O presidente da CPI dos Medicamentos e Insumos Covid-19 da Assembleia Legislativa do Rio Grande do Sul, o deputado estadual e médico Thiago Duarte (DEM), realiza visita técnica em hospitais das regiões dos Vales nesta quinta-feira (24). Um dos hospitais a ser visitado é o Bruno Born (HBB) de Lajeado.

Em entrevista ao programa Acorda Rio Grande, o legislador revela que em Santa Maria, local em que esteve nesta quarta-feira (23), o medicamento Midazolam chegou a ter aumento de preço de 10 mil %. A ampola do anestésico, utilizado para intubar pacientes covid, custava R$ 2,00, mas chegou a ser comercializado a R$ 199,00.


ouça a entrevista

 


 

“Não tem como não dizer que está em curso neste processo a ganância destes grupos.
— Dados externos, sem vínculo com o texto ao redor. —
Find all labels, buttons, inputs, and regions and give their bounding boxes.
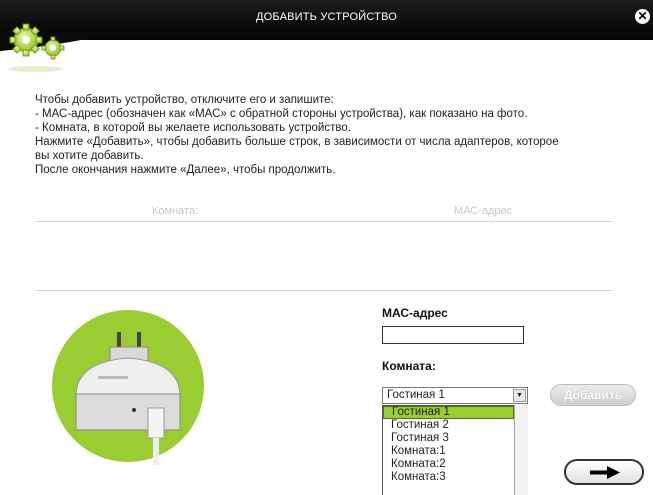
room-option[interactable]: Комната:3 [383,471,514,484]
instruction-line: После окончания нажмите «Далее», чтобы п… [35,164,336,176]
mac-address-input[interactable] [382,326,524,344]
add-button[interactable]: Добавить [550,384,636,406]
column-header-room: Комната: [152,205,199,217]
instruction-line: Нажмите «Добавить», чтобы добавить больш… [35,136,559,148]
room-select[interactable]: Гостиная 1 ▼ [382,387,528,404]
mac-address-label: МАС-адрес [382,306,448,320]
column-header-mac: МАС-адрес [454,205,513,217]
instruction-line: вы хотите добавить. [35,150,144,162]
room-label: Комната: [382,359,436,373]
room-option[interactable]: Гостиная 3 [383,432,514,445]
room-option[interactable]: Комната:2 [383,458,514,471]
instruction-line: Чтобы добавить устройство, отключите его… [35,94,334,106]
window-title: ДОБАВИТЬ УСТРОЙСТВО [255,11,398,23]
table-top-divider [35,221,613,222]
gear-logo-icon [8,23,65,72]
adapter-photo [52,310,204,465]
instructions-text: Чтобы добавить устройство, отключите его… [35,93,635,177]
close-icon[interactable]: ✕ [635,9,650,24]
room-option[interactable]: Гостиная 2 [383,419,514,432]
instruction-line: - МАС-адрес (обозначен как «МАС» с обрат… [35,108,528,120]
instruction-line: - Комната, в которой вы желаете использо… [35,122,351,134]
room-options-list[interactable]: Гостиная 1 Гостиная 2 Гостиная 3 Комната… [382,405,515,495]
room-option[interactable]: Гостиная 1 [383,406,514,419]
room-option[interactable]: Комната:1 [383,445,514,458]
arrow-right-icon [590,466,620,479]
dropdown-scrollbar[interactable] [514,405,528,495]
table-bottom-divider [35,290,613,291]
room-select-value: Гостиная 1 [387,389,445,401]
chevron-down-icon[interactable]: ▼ [513,389,526,402]
next-button[interactable] [564,459,644,485]
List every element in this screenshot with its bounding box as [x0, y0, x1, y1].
O desejo em ganhar dinheiro na desgraça das pessoas.”

Atualmente, segundo o deputado, o mesmo medicamento está custando R$ 25,00. “A gente percebe que a cada nova onda [..] estes grupos ainda tentam aumentar os medicamentos.” “A CPI já está cumprindo seu papel de evitar estas elevações de preços horizonteantes.”

A Comissão

A CPI foi constituída para investigar os aumentos exorbitantes de preços de medicamentos e insumos utilizados no tratamento dos pacientes da Covid-19 no RS. A Comissão está ouvindo representantes do setor público e privado e da indústria farmacêutica para apurar as razões do aumento exorbitante desses medicamentos.

A comissão tem poderes de investigação próprios das autoridades judiciais, podendo apontar irregularidades, ilegalidades, crimes e provocar o indiciamento de responsáveis.

Conforme Duarte, mais de 60 oitivas, com direções de hospitais e médicos, foram realizadas. Além disso, houveram mais de 30 inspeções técnicas nos municípios. Na próxima semana ocorrerá a quebra do sigilo fiscal de mais de 550 mil notas fiscais de medicamentos.